In klassischen Festplatten befinden sich Magnetscheiben, die sich recht gut zertrümmern lassen – Vorsicht dabei aber mit den Splittern!

Foto: APA/dpa/Matthias Balk

Ein etwas seltsamer Vorgang beschäftigt derzeit die österreichische Innenpolitik: Ein Mitarbeiter des ehemaligen Bundeskanzlers Sebastian Kurz (ÖVP) hat eine Festplatte bei einem professionellen Datenvernichtungsunternehmen in den Schredder werfen lassen. Für Diskussionen sorgen dabei vor allen die Rahmenbedingungen. Immerhin wurde die zuvor in einem Drucker genutzte Festplatte wenige Tage nach dem Auffliegen der Ibiza-Affäre demontiert. Dass der betreffende Mitarbeiter bei diesem Vorgang einen falschen Namen angegeben und in der Folge auch die Rechnung nicht bezahlt hat – dafür aber brav seine echte Telefonnummer hinterließ –, feuert die Spekulationen natürlich gehörig an.

Wozu eigentlich?

Jenseits dieser politischen Fragen gibt es aber natürlich auch die technische: Wäre es wirklich notwendig gewesen, die betreffende Festplatte zu einem solchen Unternehmen zu bringen – und so das Risiko einzugehen, dass eine nachvollziehbare Spur hinterlassen wird? Die Antwort darauf wird die Betroffenen nicht unbedingt erfreuen: Mit ein paar einfachen Handgriffen hätte man sich hier viel Ärger ersparen können.

HDD oder SSD

Die erste wichtige Frage dabei ist, ob es sich um eine klassische Harddisk (HDD) oder um eine Solid State Disk (SSD) gehandelt hat.

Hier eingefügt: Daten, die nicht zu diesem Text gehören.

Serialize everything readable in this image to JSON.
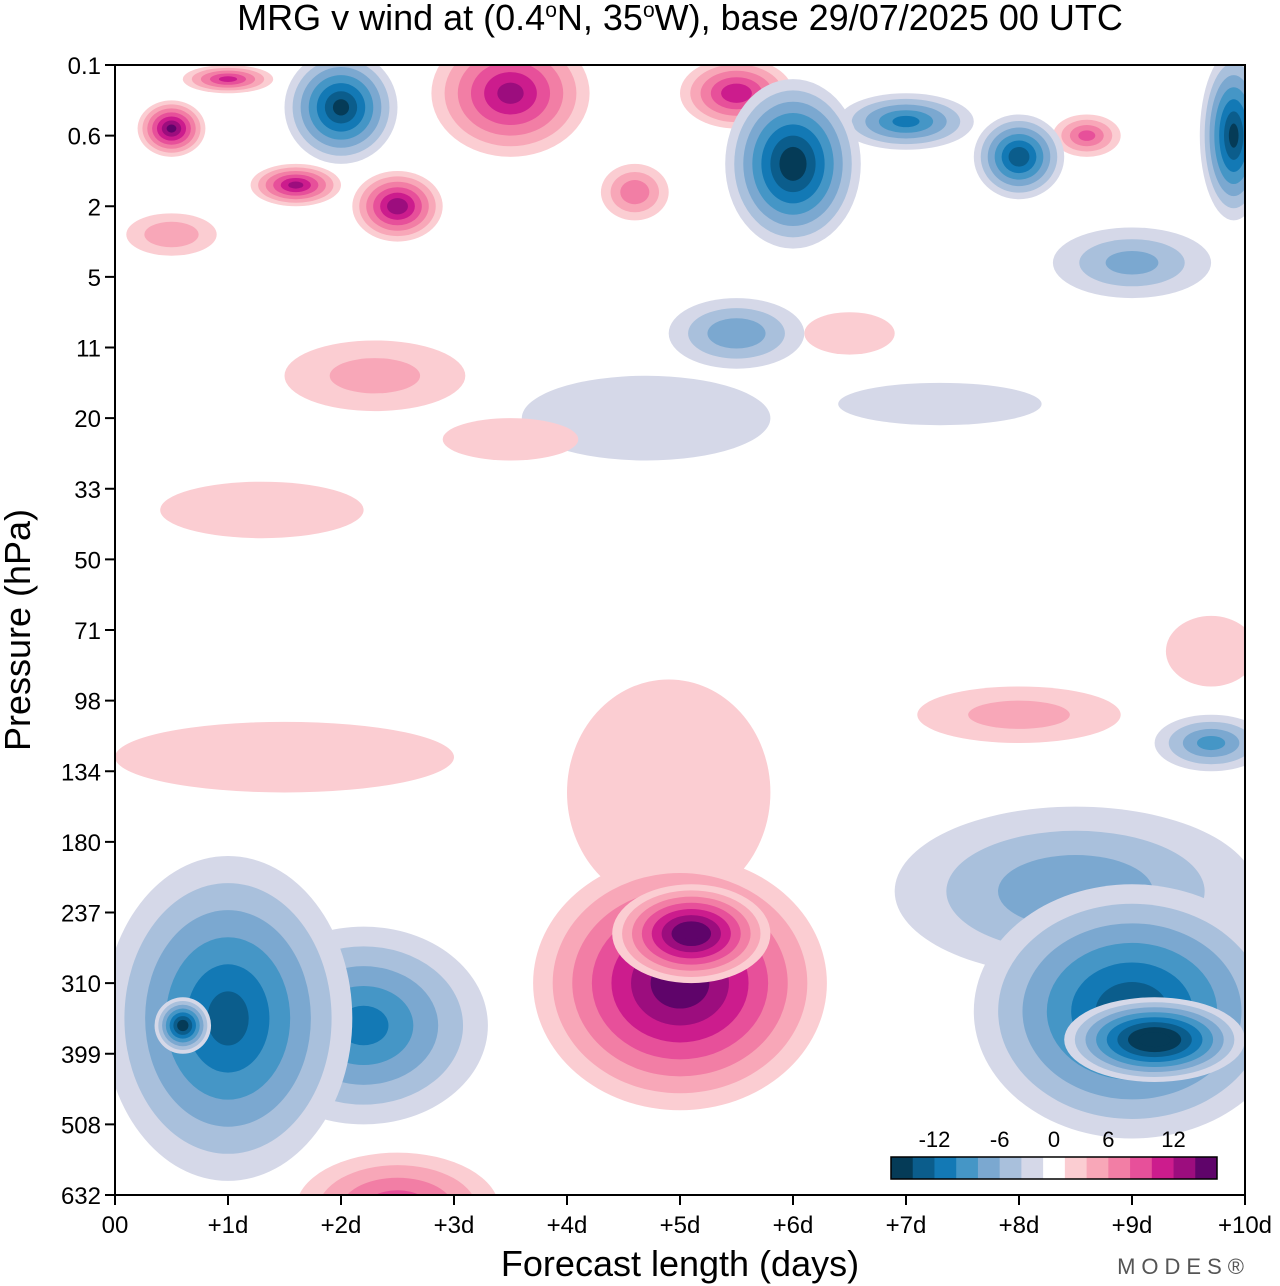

Immerhin werden hier die Daten unterschiedlich gespeichert. Bei einer Harddisk ist die vollständige Löschung sämtlicher Daten relativ einfach: Es reicht, den gesamten Speicherplatz komplett zu überschreiben – wer auf Nummer sicher gehen will, macht dies mehrfach. Dafür benutzt man am besten spezielle Tools, die einen solchen "Wipe" genannten Vorgang für einen vornehmen.

So werden bei Reisswolf Festplatten ...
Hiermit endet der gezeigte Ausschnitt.